Izin Penerbitan

PERNYATAAN & IZIN PENERBITAN

Seluruh cerita disini adalah cerita fiksi belaka. Tidak ada unsur kesengajaan apabila terdapat nama atau tempat atau waktu yang sama dengan ...

Rabu, 17 November 2021

Hitam Putih Cinta #6

Cerita Bersambung

Dokter dan suster berlalu lalang di ruang perawatan Varel, mencoba menyelamatkan nyawanya.
Sementara mertuaku duduk membisu di ruang tunggu, ditemani oleh Ayah dan Ibuku. Mereka tak henti-hentinya menangis.
Ami juga bersama mereka, mencoba menghibur dengan semua cara yang ia bisa. Memijit lengan ayah, memeluk ibu, dan mengelus lengannya.
David juga hadir. Mungkin adikku yang memberinya kabar tentang keadaan Varel.
Aku?
Aku seperti mati rasa.
***


Tepat hari kedua setelah Varel dirawat di Rumah Sakit, setelah dokter berjuang menyelamatkan nyawanya, mereka berbicara langsung padaku. Pada ayah dan ibu, pada kami, keluarga besarnya.
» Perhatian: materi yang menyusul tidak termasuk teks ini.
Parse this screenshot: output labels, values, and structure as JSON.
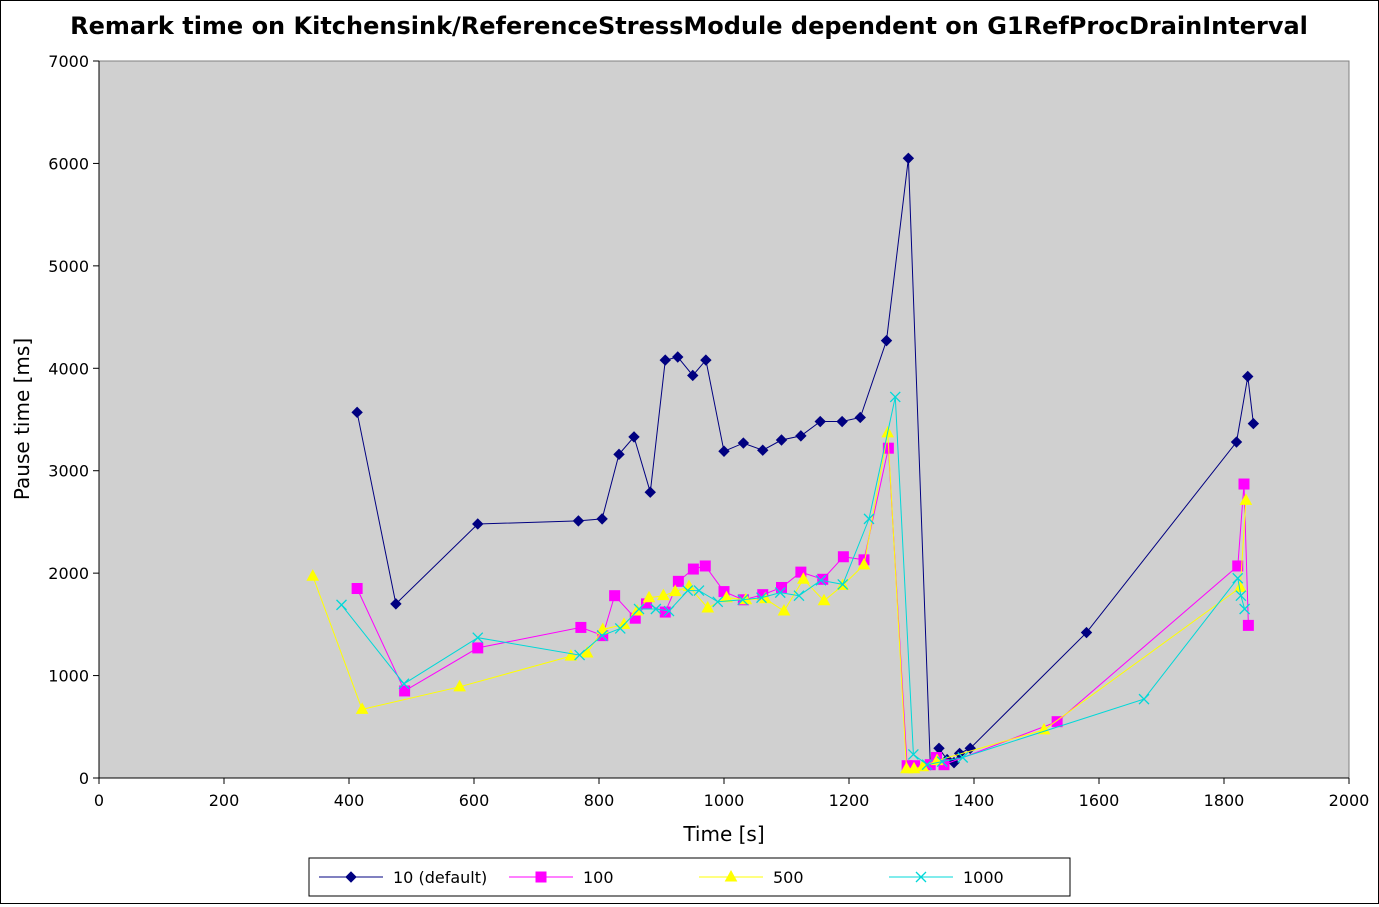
{
  "chart_data": {
    "type": "line",
    "title": "Remark time on Kitchensink/ReferenceStressModule dependent on G1RefProcDrainInterval",
    "xlabel": "Time [s]",
    "ylabel": "Pause time [ms]",
    "xlim": [
      0,
      2000
    ],
    "ylim": [
      0,
      7000
    ],
    "xticks": [
      "0",
      "200",
      "400",
      "600",
      "800",
      "1000",
      "1200",
      "1400",
      "1600",
      "1800",
      "2000"
    ],
    "yticks": [
      "0",
      "1000",
      "2000",
      "3000",
      "4000",
      "5000",
      "6000",
      "7000"
    ],
    "plot_background": "#d0d0d0",
    "grid": false,
    "legend_position": "bottom",
    "series": [
      {
        "name": "10 (default)",
        "color": "#000080",
        "marker": "diamond",
        "x": [
          413,
          475,
          606,
          767,
          805,
          832,
          856,
          882,
          906,
          926,
          950,
          971,
          1000,
          1031,
          1062,
          1092,
          1123,
          1154,
          1189,
          1218,
          1260,
          1295,
          1330,
          1344,
          1357,
          1368,
          1377,
          1394,
          1580,
          1820,
          1838,
          1847
        ],
        "y": [
          3570,
          1700,
          2480,
          2510,
          2530,
          3160,
          3330,
          2790,
          4080,
          4110,
          3930,
          4080,
          3190,
          3270,
          3200,
          3300,
          3340,
          3480,
          3480,
          3520,
          4270,
          6050,
          130,
          290,
          180,
          150,
          240,
          290,
          1420,
          3280,
          3920,
          3460
        ]
      },
      {
        "name": "100",
        "color": "#ff00ff",
        "marker": "square",
        "x": [
          413,
          489,
          606,
          771,
          806,
          825,
          858,
          876,
          906,
          927,
          951,
          970,
          1000,
          1031,
          1062,
          1092,
          1123,
          1158,
          1191,
          1224,
          1263,
          1293,
          1305,
          1330,
          1340,
          1352,
          1533,
          1822,
          1832,
          1839
        ],
        "y": [
          1850,
          850,
          1270,
          1470,
          1390,
          1780,
          1560,
          1700,
          1620,
          1920,
          2040,
          2070,
          1820,
          1740,
          1790,
          1860,
          2010,
          1940,
          2160,
          2130,
          3220,
          120,
          120,
          130,
          200,
          130,
          550,
          2070,
          2870,
          1490
        ]
      },
      {
        "name": "500",
        "color": "#ffff00",
        "marker": "triangle",
        "x": [
          342,
          421,
          577,
          755,
          781,
          806,
          840,
          861,
          880,
          903,
          922,
          944,
          974,
          1004,
          1035,
          1066,
          1096,
          1127,
          1160,
          1190,
          1224,
          1262,
          1292,
          1304,
          1318,
          1341,
          1512,
          1826,
          1835
        ],
        "y": [
          1970,
          670,
          890,
          1190,
          1220,
          1450,
          1500,
          1630,
          1760,
          1780,
          1820,
          1870,
          1660,
          1760,
          1740,
          1750,
          1630,
          1940,
          1730,
          1880,
          2080,
          3370,
          90,
          90,
          110,
          170,
          470,
          1860,
          2710
        ]
      },
      {
        "name": "1000",
        "color": "#00d8d8",
        "marker": "x",
        "x": [
          388,
          488,
          606,
          769,
          805,
          834,
          864,
          891,
          912,
          942,
          960,
          990,
          1030,
          1060,
          1090,
          1120,
          1155,
          1190,
          1232,
          1274,
          1303,
          1325,
          1349,
          1382,
          1672,
          1822,
          1827,
          1833
        ],
        "y": [
          1690,
          920,
          1370,
          1200,
          1390,
          1460,
          1650,
          1650,
          1630,
          1830,
          1830,
          1720,
          1740,
          1760,
          1810,
          1780,
          1930,
          1890,
          2530,
          3720,
          230,
          130,
          160,
          200,
          770,
          1950,
          1780,
          1650
        ]
      }
    ]
  }
}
Mereka bilang: Operasi tak bisa dilakukan. Saatnya berpamitan.
Saatnya berpamitan...
Dan tangisku meledak.
Aku ambruk.
Hancur.
Berkeping-keping.
***

Aku membuka pintu ruang perawatan lalu menutupnya pelan. Tampak Varel terbaring lemah di ranjang.
Matanya terpejam, wajahnya pucat, sementara selang oksigen menempel di hidungnya. Napasnya pendek-pendek, dan hatiku perih, merintih.

Untuk beberapa waktu, aku hanya mampu mematung menatapnya. Menatap sesosok pria yang teramat kucintai, suamiku.
Dan entah secara kebetulan atau memang ia sadar akan kehadiranku di ruangan ini, tubuh lelaki itu menggeliat pelan. Dan kedua matanya juga perlahan terbuka.
Ia menoleh, menatap ke arahku lalu tersenyum lembut.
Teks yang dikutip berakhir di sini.